Jamu secara turun temurun sudah menjadi ramuan tradisional kesehatan yang diakui sebagian besar masyarakat di Indonesia. Jauh sebelum ilmu kedokteran hadir, jamu sudah menjadi obat penyembuh berbagai penyakit.
Sayangnya, kebiasaan mengonsumsi jamu untuk kesehatan sekarang ini dipertanyakan efeknya dalam dunia medis kedokteran.
Seperti yang dilansir oleh intisari-online, sebenarnya ilmu kedokteran sendiri sudah mengembangkan beragam penelitian pengobatan dan perawatan melalui tanaman yang berkhasiat sebagai obat. Contohnya ialah Kina, tanaman obat yang terbukti bermanfaat membantu menyembuhkan penyakit malaria atau tanaman kumis kucing dan temulawak yang kini memang menjadi bahan aktif pengobatan medis.
“Penggunaan jamu sebagai obat merupakan persoalan yang serius. Sebab, belum semua tanaman obat yang digunakan sebagai bahan jamu telah melalui penelitian mendalam. Terpenting yang harus diperhatikan ialah organ apa yang sakit dan bagian mana yang harus diobati. Sehingga dokter dapat menyarankan obat yang disesuaikan khusus untuk pasien,” tegas Dr. Tomy Iman, SpPK., Dokter Umum Klinik Medivita, Jakarta Barat.

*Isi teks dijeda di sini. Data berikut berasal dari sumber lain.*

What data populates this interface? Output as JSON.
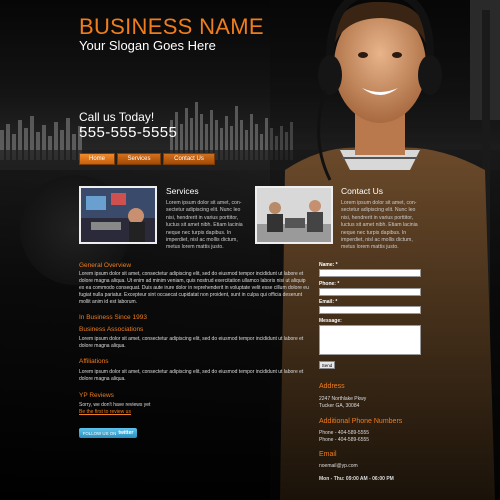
{
  "header": {
    "business_name": "BUSINESS NAME",
    "slogan": "Your Slogan Goes Here",
    "call_label": "Call us Today!",
    "phone": "555-555-5555"
  },
  "nav": {
    "items": [
      {
        "label": "Home"
      },
      {
        "label": "Services"
      },
      {
        "label": "Contact Us"
      }
    ]
  },
  "features": {
    "services": {
      "title": "Services",
      "text": "Lorem ipsum dolor sit amet, con-sectetur adipiscing elit. Nunc leo nisi, hendrerit in varius porttitor, luctus sit amet nibh. Etiam lacinia neque nec turpis dapibus. In imperdiet, nisl ac mollis dictum, metus lorem mattis justo."
    },
    "contact": {
      "title": "Contact Us",
      "text": "Lorem ipsum dolor sit amet, con-sectetur adipiscing elit. Nunc leo nisi, hendrerit in varius porttitor, luctus sit amet nibh. Etiam lacinia neque nec turpis dapibus. In imperdiet, nisl ac mollis dictum, metus lorem mattis justo."
    }
  },
  "main": {
    "general_title": "General Overview",
    "general_text": "Lorem ipsum dolor sit amet, consectetur adipiscing elit, sed do eiusmod tempor incididunt ut labore et dolore magna aliqua. Ut enim ad minim veniam, quis nostrud exercitation ullamco laboris nisi ut aliquip ex ea commodo consequat. Duis aute irure dolor in reprehenderit in voluptate velit esse cillum dolore eu fugiat nulla pariatur. Excepteur sint occaecat cupidatat non proident, sunt in culpa qui officia deserunt mollit anim id est laborum.",
    "since_title": "In Business Since 1993",
    "assoc_title": "Business Associations",
    "assoc_text": "Lorem ipsum dolor sit amet, consectetur adipiscing elit, sed do eiusmod tempor incididunt ut labore et dolore magna aliqua.",
    "affil_title": "Affiliations",
    "affil_text": "Lorem ipsum dolor sit amet, consectetur adipiscing elit, sed do eiusmod tempor incididunt ut labore et dolore magna aliqua.",
    "yp_title": "YP Reviews",
    "yp_text": "Sorry, we don't have reviews yet",
    "yp_link": "Be the first to review us",
    "twitter_label": "FOLLOW US ON",
    "twitter_brand": "twitter"
  },
  "form": {
    "name_label": "Name: *",
    "phone_label": "Phone: *",
    "email_label": "Email: *",
    "message_label": "Message:",
    "send_label": "Send"
  },
  "sidebar": {
    "address_title": "Address",
    "address_line1": "2247 Northlake Pkwy",
    "address_line2": "Tucker GA, 30084",
    "phones_title": "Additional Phone Numbers",
    "phone1": "Phone - 404-589-5555",
    "phone2": "Phone - 404-589-6555",
    "email_title": "Email",
    "email": "noemail@yp.com",
    "hours": "Mon - Thu: 09:00 AM - 06:00 PM"
  },
  "colors": {
    "accent": "#f07d1d",
    "background": "#0d0d0d"
  }
}
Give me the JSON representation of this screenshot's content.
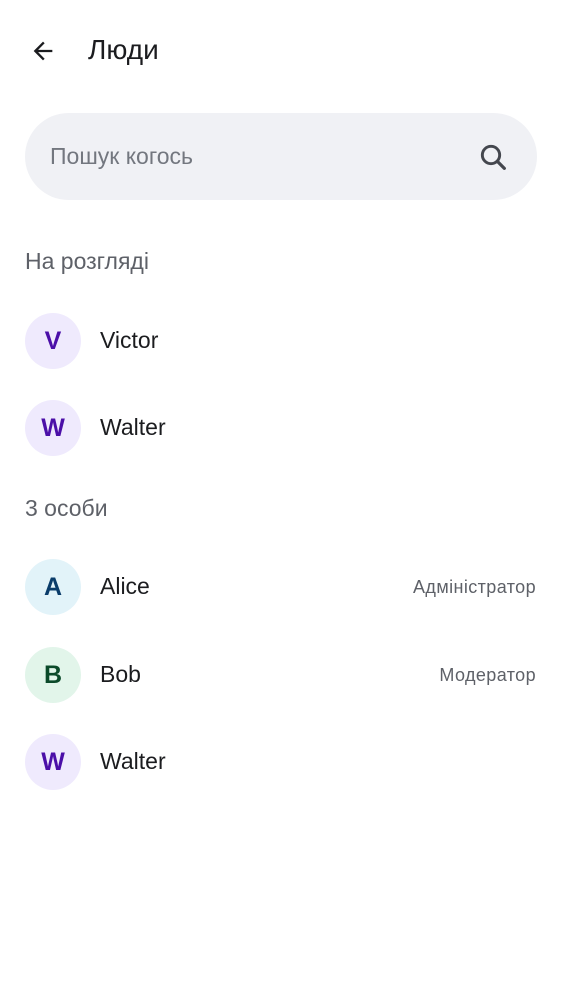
{
  "header": {
    "title": "Люди"
  },
  "search": {
    "placeholder": "Пошук когось",
    "value": ""
  },
  "pending": {
    "heading": "На розгляді",
    "items": [
      {
        "initial": "V",
        "name": "Victor",
        "avatar_bg": "#efeafd",
        "avatar_fg": "#4b0fa8"
      },
      {
        "initial": "W",
        "name": "Walter",
        "avatar_bg": "#efeafd",
        "avatar_fg": "#4b0fa8"
      }
    ]
  },
  "members": {
    "heading": "3 особи",
    "items": [
      {
        "initial": "A",
        "name": "Alice",
        "role": "Адміністратор",
        "avatar_bg": "#e2f3f9",
        "avatar_fg": "#0a3c6a"
      },
      {
        "initial": "B",
        "name": "Bob",
        "role": "Модератор",
        "avatar_bg": "#e2f5ea",
        "avatar_fg": "#0b4a2a"
      },
      {
        "initial": "W",
        "name": "Walter",
        "role": "",
        "avatar_bg": "#efeafd",
        "avatar_fg": "#4b0fa8"
      }
    ]
  }
}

Baca: Jangan Mengonsumsi Obat Kimia dan Obat Herbal Bersamaan
Lebih lanjut, Dr. Tony, menyatakan bahwa khasiat jamu untuk pengobatan penyakit dirasakan secara empiris saja, sehingga belum teruji manfaatnya. Ia pun menyarankan sebaiknya sebelum mengonsumsi jamu harus terlebih dulu mengetahui khasiat jamu dan terbuat dari tanaman dan apa kandungan zatnya.
“Tidak semua tubuh mampu menerima dosis yang sama dari zat aktif sebuah obat, baik itu jamu maupun obat medis,” tambahnya.
Baca: Obat Herbal Pun Berisiko Sebabkan Efek Samping
Diutarakan Dr. Tony, kurangnya keyakinan akan manfaat jamu untuk pengobatan sebagai obat herbal bukanlah tidak berdasar. Sebelum ada penelitian yang menjelaskan dan membuktikkan jamu secara ilmiah, maka ramuan tradisional ini belum bisa dipercata sepenuhnya.
“Bisa jadi memang ada zat aktif dalam jamu yang berguna bagi pengobatan dan perawatan kesehatan. Namun, tidak mustahil pula jika ada zar lain yang bisa memberi efek negative. Jangan jadikan jamu sebagai alternatif pengobatan yang hanya bersifat coba-coba saja. Pasalnya penyakit itu sifatnya progresif, semakin lama ditangani semakin sulit disembuhkan,” tutup Dr. Tony.